Many of you opted for a college education because you were told how much more you could earn over your lifetime compared to others with no degree. What you may not have been told, is those increased earnings, if they materialized at all, could be swallowed up by principal and interest payments on your college loans.
Sadly, many of you have had to put your future on hold as you struggle to unburden yourself from this monstrous debt.
What are my options?
Unlike most debt, relief in the bankruptcy courts from student loan obligations is extremely difficult. Less difficult than an outright discharge in Chapter 7, is repayment under Chapter 13. The majority of student loan debtors will not exercise either of these options for many reasons; social stigma, lower credit scores and the obstacle bankruptcy creates in obtaining future student loans, to cite a few of them.
So what other options exist? Student loan consolidation can be a source of relief to many. Generally speaking, all federal student loans can be consolidated. The plethora of student loan types makes any detailed “how to” discussion impossible in the space of this article.
Instead we will offer some general information intended to give one a sense of what to expect.
First, don’t expect a reduction in interest rate. In fact, your rate will be 1/8 of 1 percent higher than the weighted average rate. Consolidations use a weighted average of existing rates. In most cases waivers of late fees, reversals of penalty rates and other concessions are available. These concessions can save you big bucks and make the student loan consolidation worthwhile for that reason alone. Another obvious advantage of student loan consolidation is convenience; one payment, once per month, to one lender is a blessing. Standard term of repayment is ten years. You can find longer terms but sticking to ten years will save you a great deal of interest expense.
Who can help?
Student loan consolidations are available from the U.S. Department of Education’s Federal Direct Consolidation program. You can, however, consolidate with any lender. As with any business transaction, negotiate the best possible terms and comparison shop. Many lenders have carved out a niche in the student loan consolidation market. So, finding a lender should not be difficult.
If you are unemployed or faced with an illness that has reduced or eliminated your income, there is help in the form of forbearance or deferment. These must be regarded as options of last resort. Why? The interest clock continues to tick. The payment of interest charges are delayed or, but not forgiven. In truly desperate circumstance, it may behoove you to swallow your pride and consider a Chapter 13 bankruptcy. The catch-22 with Chapter 13 is that you must demonstrate a source of repayment to the court. With unemployment being what it is today, that is not always possible.

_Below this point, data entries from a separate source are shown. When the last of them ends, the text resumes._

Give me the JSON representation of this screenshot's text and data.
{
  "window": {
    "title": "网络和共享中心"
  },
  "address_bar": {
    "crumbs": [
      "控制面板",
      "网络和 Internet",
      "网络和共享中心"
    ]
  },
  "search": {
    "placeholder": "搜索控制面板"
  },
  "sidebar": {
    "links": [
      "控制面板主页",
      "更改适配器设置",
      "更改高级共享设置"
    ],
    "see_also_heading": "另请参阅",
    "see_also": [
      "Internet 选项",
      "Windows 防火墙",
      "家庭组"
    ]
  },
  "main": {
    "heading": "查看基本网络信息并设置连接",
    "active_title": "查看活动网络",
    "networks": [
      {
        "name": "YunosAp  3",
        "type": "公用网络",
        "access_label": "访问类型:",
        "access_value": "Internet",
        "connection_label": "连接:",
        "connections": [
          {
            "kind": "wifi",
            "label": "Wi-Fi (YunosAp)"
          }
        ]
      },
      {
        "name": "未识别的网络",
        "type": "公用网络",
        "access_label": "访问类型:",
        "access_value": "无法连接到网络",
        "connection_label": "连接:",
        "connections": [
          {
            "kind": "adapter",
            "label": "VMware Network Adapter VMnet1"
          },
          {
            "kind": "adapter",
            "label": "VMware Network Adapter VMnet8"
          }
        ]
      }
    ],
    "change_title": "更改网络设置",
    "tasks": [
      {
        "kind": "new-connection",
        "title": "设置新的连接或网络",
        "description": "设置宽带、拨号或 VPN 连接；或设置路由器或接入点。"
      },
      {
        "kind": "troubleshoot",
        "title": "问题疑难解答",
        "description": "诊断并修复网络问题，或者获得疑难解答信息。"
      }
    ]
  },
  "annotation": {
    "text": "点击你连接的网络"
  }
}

If you have federal student loans, you can explore the Income-Based Repayment option.
This option allows you to tailor your monthly payments based on your income. The term is 25 years, but if you maintain your agreement, forgiveness of any debt remaining at the end of the term is possible. It is worth considering.
If you work in the public service sector or for a nonprofit organization, you may qualify for the Public Service Loan Forgiveness (PSLF) program. This works along the same lines, but permits forgiveness after only 10 years, assuming you’ve dotted all the i’s and crossed all the t’s. This is a government program, so you should expect nothing less.
I would like to hear some of our reader’s views on the nation’s student loan crisis (in my view it is a crisis). Do you have any experiences or information that might be helpful to those struggling with this problem? If so, please share your thoughts … you could change a life!
(Editors Note (Derek): I can think of other options that are even simpler. How about you?)
Dominique Brown is a financial planner, landord, personal finance blogger and video blogger. He is the owner of YourFinancesSimplified.com where he talks about everything from being a new father to his worst financial mistakes. He has been featured on The Huffington Post and H&R Block. You can find him either on Twitter, Facebook, Youtube or Instagram.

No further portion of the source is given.